The next big step in my recovery was when my incredibly supportive husband told me that my activity level desperately needed to be increased if I ever wanted to feel good again. I hated him for telling me this, because the last thing you feel like doing when you’re depressed is exercising.
I could barely muster up the courage to get out of bed or eat a meal, let alone go for a run or lift a weight. But that man is truly a saint and works every day to make sure I get to live this life to the fullest. It’s like his mission in life is to make sure mine is amazing. That’s the kind of love we all deserve.
Bobby would make up workouts for me and be my personal trainer and cheerleader. I remember feeling angry and resentful towards him for making me complete a workout. I remember feeling like it was pure torture and that it wasn’t effective so I may as well give up.
But I didn’t.
I truly think lifting weights saved my life. There’s something about overcoming a struggle that the human brain needs. Lifting a really heavy weight is a struggle. Getting to overcome that struggle hundreds of times during a single workout is an experience that I can’t explain. I had tried running before but it didn’t reduce my anxiety at all. I tried high intensity workouts, but they didn’t do much for me.
Then, I did bench press for the first time.

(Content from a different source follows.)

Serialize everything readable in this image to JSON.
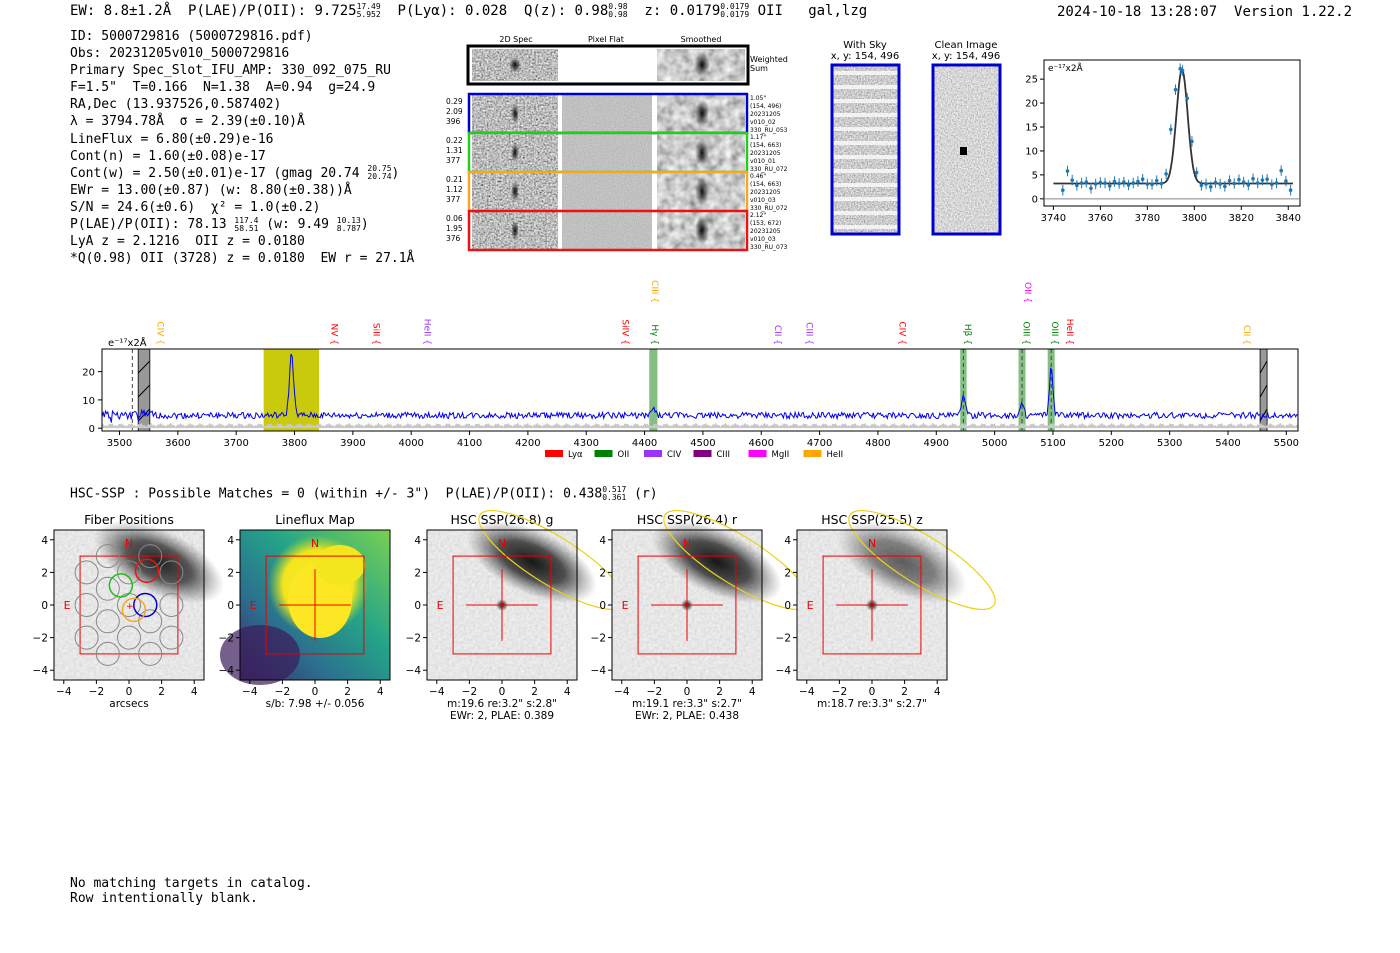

There was something about moving the weight that was empowering in a way that I had only previously gotten from getting the approval of others.
I would finish a workout and feel like I could conquer the world. The more consistent my workouts got, the more consistently I felt at ease. The better I felt from working out, the more motivated I got to fix other areas of my life, namely, my diet.
I started to learn about the effects different foods and substances had on our body. Now, I was truly a hypochondriac in no funny meaning of the word. The more I learned about diet, the more I realized my health was much more in my control than I had previously been led to believe. When I learned about the brain-gut connection, I got really dedicated to nurturing my body properly.
The thing about anxiety, depression, panic attacks, etc. is that there isn’t one quick fix. There isn’t a magic button you press and you can feel like you’re living on a cloud. And the hardest part is taking that first step. When you truly feel hopeless, it’s hard to feel like changing anything is worth the effort, but I can promise you it is.
Take the first step. There is a light at the end of the tunnel and you will be so much stronger once you get to the other side.
I’m not here to tell you how to cure your anxiety, because that’s not anything I’m qualified to do. I’m just here to tell you, you’re not alone and there is always hope. I'm here to tell you I made it to the other side, and I believe you can too.
Going to therapy, lifting weights 5-6 days every week, being opened about my mental health issues, eating a vegetarian diet, and filling my mind with positive information in the form of podcasts, videos, and books has truly change my life. I can honestly say that I don’t live in fear anymore. All those years of struggling would be a waste if I wasn’t opened with others who are currently suffering.